A spokesman for a U.S.-backed division of the Free Syrian Army accused the government of scrapping the cease-fire and undermining the Geneva talks. The group said one of its fighters was killed in the offensive against government forces in the south Aleppo countryside.
“The truce is considered over,” Zakariya Qaytaz of the Division 13 brigade told AP through Twitter. “This battle is a notice to the regime.”
The United States and Russia had hoped a halt in fighting would cause opposition factions to distance themselves from extremist groups such as the Nusra Front. Instead, rebel militia seem to have united in their opposition to the government.
The nationalist Division 13 brigade is now fighting alongside Nusra and Ahrar al-Sham, a powerful jihadist militia that is internally divided over its association with the al-Qaida affiliate.
Qaytaz said his faction remained wary of the Nusra Front after the latter stole their weapons and expelled them from the town of Maarat al-Nouman in March.

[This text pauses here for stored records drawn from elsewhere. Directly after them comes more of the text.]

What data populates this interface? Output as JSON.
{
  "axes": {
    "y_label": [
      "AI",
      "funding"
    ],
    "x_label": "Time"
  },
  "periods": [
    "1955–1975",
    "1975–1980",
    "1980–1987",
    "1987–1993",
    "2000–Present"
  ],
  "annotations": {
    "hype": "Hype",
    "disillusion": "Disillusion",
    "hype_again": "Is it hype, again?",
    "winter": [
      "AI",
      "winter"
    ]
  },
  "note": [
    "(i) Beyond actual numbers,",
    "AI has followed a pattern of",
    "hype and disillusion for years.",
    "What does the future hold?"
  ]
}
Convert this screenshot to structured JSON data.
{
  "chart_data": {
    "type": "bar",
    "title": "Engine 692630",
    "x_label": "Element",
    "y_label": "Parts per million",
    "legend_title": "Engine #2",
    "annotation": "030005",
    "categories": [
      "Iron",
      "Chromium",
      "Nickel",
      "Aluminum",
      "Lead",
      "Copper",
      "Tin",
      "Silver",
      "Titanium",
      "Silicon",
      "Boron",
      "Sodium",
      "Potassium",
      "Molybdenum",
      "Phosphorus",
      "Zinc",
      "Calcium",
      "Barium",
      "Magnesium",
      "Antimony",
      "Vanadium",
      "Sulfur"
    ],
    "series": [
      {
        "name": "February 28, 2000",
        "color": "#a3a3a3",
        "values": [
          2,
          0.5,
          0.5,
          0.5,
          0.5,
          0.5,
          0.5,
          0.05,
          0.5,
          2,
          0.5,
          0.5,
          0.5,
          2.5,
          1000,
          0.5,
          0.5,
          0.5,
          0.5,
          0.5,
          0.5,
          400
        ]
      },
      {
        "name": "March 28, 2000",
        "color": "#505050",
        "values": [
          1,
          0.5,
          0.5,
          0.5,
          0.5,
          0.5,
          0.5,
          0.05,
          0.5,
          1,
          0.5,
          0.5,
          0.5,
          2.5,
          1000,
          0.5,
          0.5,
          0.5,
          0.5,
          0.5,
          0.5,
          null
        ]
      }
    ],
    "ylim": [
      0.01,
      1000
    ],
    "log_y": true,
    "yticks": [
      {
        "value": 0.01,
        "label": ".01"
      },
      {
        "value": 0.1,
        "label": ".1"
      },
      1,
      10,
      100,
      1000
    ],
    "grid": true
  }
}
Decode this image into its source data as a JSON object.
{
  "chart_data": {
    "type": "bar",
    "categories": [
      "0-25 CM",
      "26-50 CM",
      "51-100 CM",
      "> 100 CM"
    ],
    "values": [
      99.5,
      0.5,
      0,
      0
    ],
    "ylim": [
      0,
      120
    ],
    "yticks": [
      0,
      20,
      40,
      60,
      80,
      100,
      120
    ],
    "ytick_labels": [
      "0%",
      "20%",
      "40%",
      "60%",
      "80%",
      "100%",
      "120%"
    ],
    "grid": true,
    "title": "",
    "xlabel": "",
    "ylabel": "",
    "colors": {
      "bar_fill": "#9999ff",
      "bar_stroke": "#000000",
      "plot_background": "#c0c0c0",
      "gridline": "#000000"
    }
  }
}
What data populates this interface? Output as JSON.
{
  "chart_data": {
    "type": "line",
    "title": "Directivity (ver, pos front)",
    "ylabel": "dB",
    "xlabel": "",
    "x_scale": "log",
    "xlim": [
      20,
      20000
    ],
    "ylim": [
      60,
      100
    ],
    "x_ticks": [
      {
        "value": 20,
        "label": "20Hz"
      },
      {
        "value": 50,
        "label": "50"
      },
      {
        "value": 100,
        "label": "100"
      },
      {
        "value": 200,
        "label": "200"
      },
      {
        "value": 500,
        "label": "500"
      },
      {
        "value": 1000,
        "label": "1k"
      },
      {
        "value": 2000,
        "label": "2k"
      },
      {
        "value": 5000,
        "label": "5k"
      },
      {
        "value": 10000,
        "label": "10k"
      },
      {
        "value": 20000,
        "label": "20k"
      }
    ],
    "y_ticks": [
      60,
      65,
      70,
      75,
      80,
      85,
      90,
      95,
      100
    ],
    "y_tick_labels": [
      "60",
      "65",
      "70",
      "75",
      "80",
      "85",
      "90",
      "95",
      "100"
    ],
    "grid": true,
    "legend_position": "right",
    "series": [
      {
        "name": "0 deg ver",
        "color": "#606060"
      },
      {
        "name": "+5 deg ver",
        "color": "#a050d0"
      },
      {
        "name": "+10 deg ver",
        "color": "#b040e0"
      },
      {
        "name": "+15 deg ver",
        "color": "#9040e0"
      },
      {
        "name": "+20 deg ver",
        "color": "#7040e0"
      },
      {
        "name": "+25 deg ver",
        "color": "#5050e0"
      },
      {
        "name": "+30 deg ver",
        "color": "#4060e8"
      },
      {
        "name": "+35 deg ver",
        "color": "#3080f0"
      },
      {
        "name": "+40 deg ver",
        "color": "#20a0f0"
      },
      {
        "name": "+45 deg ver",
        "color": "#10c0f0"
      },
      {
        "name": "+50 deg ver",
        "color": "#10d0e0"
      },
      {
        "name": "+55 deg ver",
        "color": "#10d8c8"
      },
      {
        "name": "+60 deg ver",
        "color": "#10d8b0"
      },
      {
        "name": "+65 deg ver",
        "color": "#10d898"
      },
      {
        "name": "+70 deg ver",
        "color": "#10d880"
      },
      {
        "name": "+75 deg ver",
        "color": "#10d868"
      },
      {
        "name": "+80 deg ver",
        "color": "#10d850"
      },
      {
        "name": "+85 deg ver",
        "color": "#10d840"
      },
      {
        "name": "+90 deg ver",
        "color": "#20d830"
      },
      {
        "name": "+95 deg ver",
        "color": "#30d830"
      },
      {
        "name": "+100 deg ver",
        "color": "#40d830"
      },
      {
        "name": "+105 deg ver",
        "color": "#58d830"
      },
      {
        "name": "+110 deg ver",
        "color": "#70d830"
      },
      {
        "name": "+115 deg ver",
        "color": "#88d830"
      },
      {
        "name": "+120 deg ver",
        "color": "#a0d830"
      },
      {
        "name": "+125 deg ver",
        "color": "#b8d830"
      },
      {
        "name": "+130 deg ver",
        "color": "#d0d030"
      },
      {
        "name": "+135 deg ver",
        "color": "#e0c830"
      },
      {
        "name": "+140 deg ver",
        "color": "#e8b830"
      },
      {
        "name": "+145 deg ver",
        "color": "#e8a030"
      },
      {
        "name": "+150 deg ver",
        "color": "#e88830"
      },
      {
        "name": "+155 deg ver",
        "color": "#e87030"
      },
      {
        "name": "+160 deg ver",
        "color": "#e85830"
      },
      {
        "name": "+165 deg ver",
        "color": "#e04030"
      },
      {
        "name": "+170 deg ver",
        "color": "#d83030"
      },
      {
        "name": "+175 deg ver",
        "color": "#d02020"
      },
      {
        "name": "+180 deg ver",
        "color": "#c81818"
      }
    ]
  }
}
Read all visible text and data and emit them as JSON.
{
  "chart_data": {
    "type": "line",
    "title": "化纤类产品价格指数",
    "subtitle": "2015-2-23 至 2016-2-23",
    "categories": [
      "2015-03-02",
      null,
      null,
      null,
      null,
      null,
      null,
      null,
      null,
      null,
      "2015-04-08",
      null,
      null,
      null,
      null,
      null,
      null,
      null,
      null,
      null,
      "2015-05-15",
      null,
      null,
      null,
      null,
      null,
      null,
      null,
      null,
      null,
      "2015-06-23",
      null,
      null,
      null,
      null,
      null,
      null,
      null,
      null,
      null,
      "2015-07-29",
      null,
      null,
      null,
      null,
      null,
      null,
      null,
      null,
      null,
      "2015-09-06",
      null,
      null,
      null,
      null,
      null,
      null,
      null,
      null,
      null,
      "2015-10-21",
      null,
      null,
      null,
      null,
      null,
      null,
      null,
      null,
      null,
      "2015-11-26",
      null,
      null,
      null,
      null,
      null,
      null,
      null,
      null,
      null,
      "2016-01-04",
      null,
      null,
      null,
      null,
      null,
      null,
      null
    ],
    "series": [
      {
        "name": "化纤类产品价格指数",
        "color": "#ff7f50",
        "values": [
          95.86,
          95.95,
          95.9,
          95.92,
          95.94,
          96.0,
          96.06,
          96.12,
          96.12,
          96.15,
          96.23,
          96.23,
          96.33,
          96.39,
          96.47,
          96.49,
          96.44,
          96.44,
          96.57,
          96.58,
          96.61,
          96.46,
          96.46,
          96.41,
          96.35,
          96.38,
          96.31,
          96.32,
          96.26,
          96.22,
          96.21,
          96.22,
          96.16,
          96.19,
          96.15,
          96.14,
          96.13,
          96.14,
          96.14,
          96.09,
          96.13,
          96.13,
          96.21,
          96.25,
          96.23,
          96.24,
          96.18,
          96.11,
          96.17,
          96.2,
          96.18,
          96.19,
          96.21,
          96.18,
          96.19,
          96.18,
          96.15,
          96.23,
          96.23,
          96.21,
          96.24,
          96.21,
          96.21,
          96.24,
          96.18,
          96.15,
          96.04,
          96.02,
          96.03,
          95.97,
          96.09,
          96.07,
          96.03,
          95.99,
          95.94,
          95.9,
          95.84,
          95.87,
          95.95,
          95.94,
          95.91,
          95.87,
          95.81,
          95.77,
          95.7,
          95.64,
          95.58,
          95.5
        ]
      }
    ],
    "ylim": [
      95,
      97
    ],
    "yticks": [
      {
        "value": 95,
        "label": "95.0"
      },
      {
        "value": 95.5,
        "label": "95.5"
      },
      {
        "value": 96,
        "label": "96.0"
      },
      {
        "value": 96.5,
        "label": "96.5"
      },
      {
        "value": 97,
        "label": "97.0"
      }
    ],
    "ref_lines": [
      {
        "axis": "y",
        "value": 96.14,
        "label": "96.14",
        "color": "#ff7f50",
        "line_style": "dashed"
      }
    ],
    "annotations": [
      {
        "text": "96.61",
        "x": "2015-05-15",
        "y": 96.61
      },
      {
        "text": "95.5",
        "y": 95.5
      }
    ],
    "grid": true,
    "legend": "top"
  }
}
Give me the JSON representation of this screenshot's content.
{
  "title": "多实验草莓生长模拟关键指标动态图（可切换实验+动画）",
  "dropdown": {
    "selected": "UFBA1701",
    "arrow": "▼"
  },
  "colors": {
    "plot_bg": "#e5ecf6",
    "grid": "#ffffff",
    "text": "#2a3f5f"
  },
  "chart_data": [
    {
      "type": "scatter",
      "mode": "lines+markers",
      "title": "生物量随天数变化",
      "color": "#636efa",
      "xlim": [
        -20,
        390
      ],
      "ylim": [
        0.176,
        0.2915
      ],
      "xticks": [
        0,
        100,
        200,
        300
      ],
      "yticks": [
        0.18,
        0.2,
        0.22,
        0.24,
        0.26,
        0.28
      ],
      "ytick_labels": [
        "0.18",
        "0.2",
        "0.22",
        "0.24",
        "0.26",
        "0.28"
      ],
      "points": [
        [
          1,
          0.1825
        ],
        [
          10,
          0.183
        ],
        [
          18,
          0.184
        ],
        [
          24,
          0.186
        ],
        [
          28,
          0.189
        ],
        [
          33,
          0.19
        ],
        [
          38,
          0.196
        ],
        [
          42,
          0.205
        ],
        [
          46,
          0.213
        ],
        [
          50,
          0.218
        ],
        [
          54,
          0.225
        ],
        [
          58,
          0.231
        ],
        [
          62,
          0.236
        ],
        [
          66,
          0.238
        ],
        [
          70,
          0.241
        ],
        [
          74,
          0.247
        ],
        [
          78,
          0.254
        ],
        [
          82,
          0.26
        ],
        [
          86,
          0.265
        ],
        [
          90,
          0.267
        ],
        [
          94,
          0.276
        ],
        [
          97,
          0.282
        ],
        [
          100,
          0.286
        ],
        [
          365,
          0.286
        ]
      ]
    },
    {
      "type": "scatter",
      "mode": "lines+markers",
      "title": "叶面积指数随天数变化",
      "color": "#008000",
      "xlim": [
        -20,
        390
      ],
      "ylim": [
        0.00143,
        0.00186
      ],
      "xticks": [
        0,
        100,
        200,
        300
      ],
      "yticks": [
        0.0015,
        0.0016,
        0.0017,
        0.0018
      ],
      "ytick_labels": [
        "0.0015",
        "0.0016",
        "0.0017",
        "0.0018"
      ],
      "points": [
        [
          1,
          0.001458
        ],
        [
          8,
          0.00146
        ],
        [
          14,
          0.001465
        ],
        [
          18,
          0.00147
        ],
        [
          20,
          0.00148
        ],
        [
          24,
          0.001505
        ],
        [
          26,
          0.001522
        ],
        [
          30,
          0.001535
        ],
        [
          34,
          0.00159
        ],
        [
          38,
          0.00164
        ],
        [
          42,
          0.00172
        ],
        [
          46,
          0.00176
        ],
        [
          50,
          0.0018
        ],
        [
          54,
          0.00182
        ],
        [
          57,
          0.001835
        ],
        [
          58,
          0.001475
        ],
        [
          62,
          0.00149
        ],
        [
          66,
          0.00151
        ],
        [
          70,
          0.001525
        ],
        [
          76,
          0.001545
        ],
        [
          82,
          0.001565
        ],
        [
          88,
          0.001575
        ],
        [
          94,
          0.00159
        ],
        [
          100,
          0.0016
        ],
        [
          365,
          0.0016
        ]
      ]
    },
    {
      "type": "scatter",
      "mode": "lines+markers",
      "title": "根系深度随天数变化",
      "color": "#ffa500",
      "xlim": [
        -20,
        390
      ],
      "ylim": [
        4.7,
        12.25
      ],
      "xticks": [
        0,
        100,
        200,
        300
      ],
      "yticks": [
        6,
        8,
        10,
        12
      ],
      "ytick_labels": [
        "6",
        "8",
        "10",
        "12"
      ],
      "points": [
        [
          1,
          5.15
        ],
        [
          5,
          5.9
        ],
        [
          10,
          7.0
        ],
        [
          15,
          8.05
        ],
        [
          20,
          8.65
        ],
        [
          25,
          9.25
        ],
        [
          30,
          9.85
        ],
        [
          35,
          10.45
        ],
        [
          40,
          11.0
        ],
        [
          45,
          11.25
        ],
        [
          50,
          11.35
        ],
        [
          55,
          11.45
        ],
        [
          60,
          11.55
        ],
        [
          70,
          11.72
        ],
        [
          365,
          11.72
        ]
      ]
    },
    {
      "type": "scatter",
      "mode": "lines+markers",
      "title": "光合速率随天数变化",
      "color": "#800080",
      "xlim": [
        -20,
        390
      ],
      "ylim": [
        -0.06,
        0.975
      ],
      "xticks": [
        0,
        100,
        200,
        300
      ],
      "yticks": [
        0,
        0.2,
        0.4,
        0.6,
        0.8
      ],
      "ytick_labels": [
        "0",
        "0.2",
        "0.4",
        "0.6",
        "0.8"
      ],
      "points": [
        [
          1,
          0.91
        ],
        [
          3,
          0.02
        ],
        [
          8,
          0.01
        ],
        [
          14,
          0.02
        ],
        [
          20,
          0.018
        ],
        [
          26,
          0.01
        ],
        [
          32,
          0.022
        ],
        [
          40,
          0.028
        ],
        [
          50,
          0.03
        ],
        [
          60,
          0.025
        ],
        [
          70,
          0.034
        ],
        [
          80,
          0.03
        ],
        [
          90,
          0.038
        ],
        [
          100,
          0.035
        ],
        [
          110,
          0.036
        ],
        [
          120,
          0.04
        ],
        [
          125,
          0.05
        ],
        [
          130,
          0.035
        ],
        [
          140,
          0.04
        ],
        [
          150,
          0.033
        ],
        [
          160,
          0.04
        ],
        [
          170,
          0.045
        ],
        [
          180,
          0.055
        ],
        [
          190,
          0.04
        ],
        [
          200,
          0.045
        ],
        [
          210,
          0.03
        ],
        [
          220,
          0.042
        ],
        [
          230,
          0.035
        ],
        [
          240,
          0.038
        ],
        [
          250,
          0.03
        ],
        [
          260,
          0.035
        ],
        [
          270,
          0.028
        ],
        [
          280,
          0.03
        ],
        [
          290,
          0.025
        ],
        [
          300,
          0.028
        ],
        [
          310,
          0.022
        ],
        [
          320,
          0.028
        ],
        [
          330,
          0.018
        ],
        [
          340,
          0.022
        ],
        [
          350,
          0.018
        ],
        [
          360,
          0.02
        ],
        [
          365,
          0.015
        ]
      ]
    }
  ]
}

The Nusra Front posted videos on social media showing mortars and tanks firing on what it said were government positions in the Aleppo countryside Saturday. An opposition media outlet later posted a report from inside a village said to be Tel al-Ais, with artillery sounding in the distance. Syria’s state news agency acknowledged fierce clashes in the area Friday.
Elsewhere in the country, government forces continued their offensive to retake the Islamic State-held town of Qaryatain in Homs province. Qaryatain used to be home to a sizable Christian population and lies halfway between Damascus and the historic city of Palmyra, where they army recently pushed out IS militants. The Observatory reported intense shelling and bombardment inside the town.